Graphene oxide-mediated the reduction of U(VI), Re(VII), Se(VI) and Se(IV) by Fe(II) in aqueous solutions investigated via combined batch, DFT calculation and spectroscopic approaches

Although thermodynamically feasible, reduction of U(VI), Re(VII), Se(VI) and Se(IV) in homogeneous Fe(II) solution could be hardly observed. Whereas, surface-mediated reduction by Fe(II) has been generally regarded as a major pathway for the immobilization of these radionuclides. In this paper, graphene oxide (GO) was firstly revealed to mediate the reduction of U(VI), Re(VII), Se(VI) and Se(IV) by aqueous Fe(II) via a combined batch, DFT calculation and spectroscopic investigation. The kinetics for all adsorption systems could be fitted by the pseudo-second-order model, which was indicative of a chemical interaction. The isotherms for all reaction systems could be described by the Freundlich model better than that by the Langmuir model.

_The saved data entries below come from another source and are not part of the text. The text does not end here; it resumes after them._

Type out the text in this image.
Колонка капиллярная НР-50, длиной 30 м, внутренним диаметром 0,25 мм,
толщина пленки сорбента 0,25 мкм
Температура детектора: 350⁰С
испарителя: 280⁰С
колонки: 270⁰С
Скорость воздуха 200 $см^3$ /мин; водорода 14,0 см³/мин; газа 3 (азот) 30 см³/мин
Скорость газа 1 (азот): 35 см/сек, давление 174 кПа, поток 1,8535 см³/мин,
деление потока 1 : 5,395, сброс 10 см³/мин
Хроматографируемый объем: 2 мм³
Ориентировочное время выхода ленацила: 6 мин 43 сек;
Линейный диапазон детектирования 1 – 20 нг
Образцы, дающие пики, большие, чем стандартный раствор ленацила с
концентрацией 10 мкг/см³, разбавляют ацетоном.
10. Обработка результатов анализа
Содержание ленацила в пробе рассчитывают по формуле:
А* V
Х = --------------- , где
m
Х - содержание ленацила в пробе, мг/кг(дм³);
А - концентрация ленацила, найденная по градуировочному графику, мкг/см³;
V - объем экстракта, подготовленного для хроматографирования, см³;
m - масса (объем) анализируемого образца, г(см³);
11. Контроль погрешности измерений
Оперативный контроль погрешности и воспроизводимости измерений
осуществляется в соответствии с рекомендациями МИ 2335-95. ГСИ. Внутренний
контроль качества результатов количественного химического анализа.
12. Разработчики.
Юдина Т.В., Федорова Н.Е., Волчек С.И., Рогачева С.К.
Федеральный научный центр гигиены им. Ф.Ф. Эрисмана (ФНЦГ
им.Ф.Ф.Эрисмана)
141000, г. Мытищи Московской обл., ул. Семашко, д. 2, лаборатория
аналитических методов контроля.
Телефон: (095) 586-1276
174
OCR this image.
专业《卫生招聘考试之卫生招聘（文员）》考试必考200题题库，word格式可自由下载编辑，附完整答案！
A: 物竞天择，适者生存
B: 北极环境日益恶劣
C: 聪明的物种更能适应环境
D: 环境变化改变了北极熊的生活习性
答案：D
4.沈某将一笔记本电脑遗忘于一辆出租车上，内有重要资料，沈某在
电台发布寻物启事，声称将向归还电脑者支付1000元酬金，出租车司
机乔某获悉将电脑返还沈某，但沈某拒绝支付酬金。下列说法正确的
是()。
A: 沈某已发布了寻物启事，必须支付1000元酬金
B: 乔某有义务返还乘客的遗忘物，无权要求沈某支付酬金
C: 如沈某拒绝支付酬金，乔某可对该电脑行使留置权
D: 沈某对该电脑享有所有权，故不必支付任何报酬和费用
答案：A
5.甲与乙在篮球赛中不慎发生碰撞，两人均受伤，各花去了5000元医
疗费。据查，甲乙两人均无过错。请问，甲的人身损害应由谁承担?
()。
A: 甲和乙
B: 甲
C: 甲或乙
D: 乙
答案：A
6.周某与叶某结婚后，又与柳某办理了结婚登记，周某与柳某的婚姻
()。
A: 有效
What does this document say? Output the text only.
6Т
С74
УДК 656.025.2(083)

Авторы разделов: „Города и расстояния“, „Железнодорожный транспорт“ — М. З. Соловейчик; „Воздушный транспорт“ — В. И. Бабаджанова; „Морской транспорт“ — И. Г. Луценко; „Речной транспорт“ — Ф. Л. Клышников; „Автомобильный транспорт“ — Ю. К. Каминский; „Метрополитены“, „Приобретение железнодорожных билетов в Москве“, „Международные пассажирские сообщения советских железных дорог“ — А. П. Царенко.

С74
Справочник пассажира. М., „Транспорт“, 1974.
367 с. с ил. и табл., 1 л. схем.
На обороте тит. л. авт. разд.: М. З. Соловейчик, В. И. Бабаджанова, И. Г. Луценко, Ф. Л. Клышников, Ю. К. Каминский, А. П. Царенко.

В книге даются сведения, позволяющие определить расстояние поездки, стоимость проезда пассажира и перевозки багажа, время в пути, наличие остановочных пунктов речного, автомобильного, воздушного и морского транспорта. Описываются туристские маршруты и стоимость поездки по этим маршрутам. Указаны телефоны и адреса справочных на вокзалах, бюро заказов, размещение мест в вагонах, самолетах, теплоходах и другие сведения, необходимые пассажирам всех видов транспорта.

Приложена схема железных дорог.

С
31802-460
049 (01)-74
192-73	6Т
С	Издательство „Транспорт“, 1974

Spectroscopic studies indicated that the enhancement effects of GO were attributable to the facilitated electron transfer by the graphitic surfaces and particularly to the decreased Fe(III)-Fe(II) redox potential by surface adsorption of Fe(II) with O-bearing functional groups on GO. Additionally, the presence of coexisting dissolved fulvic acid (FA) could significantly promoted GO-mediated reduction, by enhancing the electron shuttle ability of GO. Therefore, owning to the combined strong mediation efficiency and excellent adsorption affinity, GO exhibited an important role in mediating the reductive immobilization of radionuclides in a wide range of redox-stratified environments.

Automated summary

In this study, graphene oxide (GO) was found to mediate the reduction of U(VI), Re(VII), Se(VI), and Se(IV) in aqueous Fe(II) solution. The enhanced reduction effects of GO were attributed to facilitated electron transfer and decreased redox potential. The presence of dissolved fulvic acid (FA) significantly promoted GO-mediated reduction. GO plays an important role in mediating the reductive immobilization of radionuclides in redox-stratified environments.